Hidup ini kejam, kata politikus. Sehingga, banyak politikus saling gugat di pengadilan. Hidup ini pahit, kata pedagang sayur. Pahitnya melebihi buah pare. Itulah kenyataan yang sering kita hadapi dalam keseharian. Pedagang yang cerdas melihat keruwetan jadi peluang. Ia melihat setiap kerugian sebagai titik awal mencapai keuntungan. Sementara, pedagang yang malas hanya menanti hari mujur, padahal tiap hari adalah hari mujur.
Sering kali kita saat menerima musibah, menjadikannya titik awal untuk mendapat musibah kedua yang kita ciptakan sendiri. Bukankah Ibnu Batutah, petualang Islam abad pertengahan, terdampar di sebuah pulau akibat perahunya karam. Ia tak pesimistis, tetapi sebaliknya, Ibn Batutah berhasil menjadikan pulau itu sebuah negara.
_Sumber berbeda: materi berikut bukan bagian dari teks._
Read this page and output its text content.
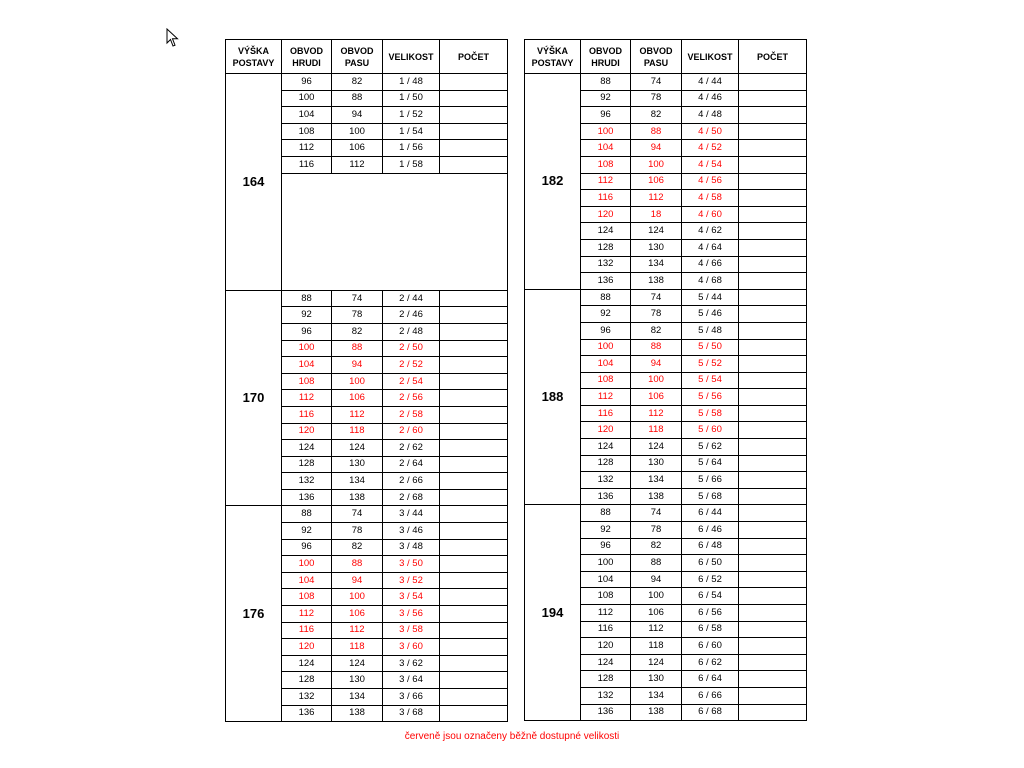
VÝŠKA POSTAVY	OBVOD HRUDI	OBVOD PASU	VELIKOST	POČET
164	96	82	1 / 48	
	100	88	1 / 50	
	104	94	1 / 52	
	108	100	1 / 54	
	112	106	1 / 56	
	116	112	1 / 58	

170	88	74	2 / 44	
	92	78	2 / 46	
	96	82	2 / 48	
	100	88	2 / 50	
	104	94	2 / 52	
	108	100	2 / 54	
	112	106	2 / 56	
	116	112	2 / 58	
	120	118	2 / 60	
	124	124	2 / 62	
	128	130	2 / 64	
	132	134	2 / 66	
	136	138	2 / 68	
176	88	74	3 / 44	
	92	78	3 / 46	
	96	82	3 / 48	
	100	88	3 / 50	
	104	94	3 / 52	
	108	100	3 / 54	
	112	106	3 / 56	
	116	112	3 / 58	
	120	118	3 / 60	
	124	124	3 / 62	
	128	130	3 / 64	
	132	134	3 / 66	
	136	138	3 / 68	
VÝŠKA POSTAVY	OBVOD HRUDI	OBVOD PASU	VELIKOST	POČET
182	88	74	4 / 44	
	92	78	4 / 46	
	96	82	4 / 48	
	100	88	4 / 50	
	104	94	4 / 52	
	108	100	4 / 54	
	112	106	4 / 56	
	116	112	4 / 58	
	120	18	4 / 60	
	124	124	4 / 62	
	128	130	4 / 64	
	132	134	4 / 66	
	136	138	4 / 68	
188	88	74	5 / 44	
	92	78	5 / 46	
	96	82	5 / 48	
	100	88	5 / 50	
	104	94	5 / 52	
	108	100	5 / 54	
	112	106	5 / 56	
	116	112	5 / 58	
	120	118	5 / 60	
	124	124	5 / 62	
	128	130	5 / 64	
	132	134	5 / 66	
	136	138	5 / 68	
194	88	74	6 / 44	
	92	78	6 / 46	
	96	82	6 / 48	
	100	88	6 / 50	
	104	94	6 / 52	
	108	100	6 / 54	
	112	106	6 / 56	
	116	112	6 / 58	
	120	118	6 / 60	
	124	124	6 / 62	
	128	130	6 / 64	
	132	134	6 / 66	
	136	138	6 / 68	
červeně jsou označeny běžně dostupné velikosti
Itulah Maladewa, negara sejuta cinta.
Kita sering pesimistis ketika melihat sesuatu telah telan jur terjadi. Padahal, tak ada sesuatu yang terjadi kecua li atas kehendak-Nya. Karena itu, jika rezeki yang kita dapat hari ini hanya sekantong jeruk yang kecut, jangan dibuang. Peras dan tambahkanlah gula, lalu campur dengan es batu dan hidangkan saat panas menyengat. Jeruk asam itu menjadi sangat nikmat.
“Maka nikmat Tuhan kamu yang manakah yang kamu dustakan?” (QS ar-Rahman: 13) Maka, nikmatilah ketentuan Allah atas kita untuk kita optimalkan sesuai kemampuan yang kita miliki. Dengan itu, kita akan menjadi pribadi yang sempurna.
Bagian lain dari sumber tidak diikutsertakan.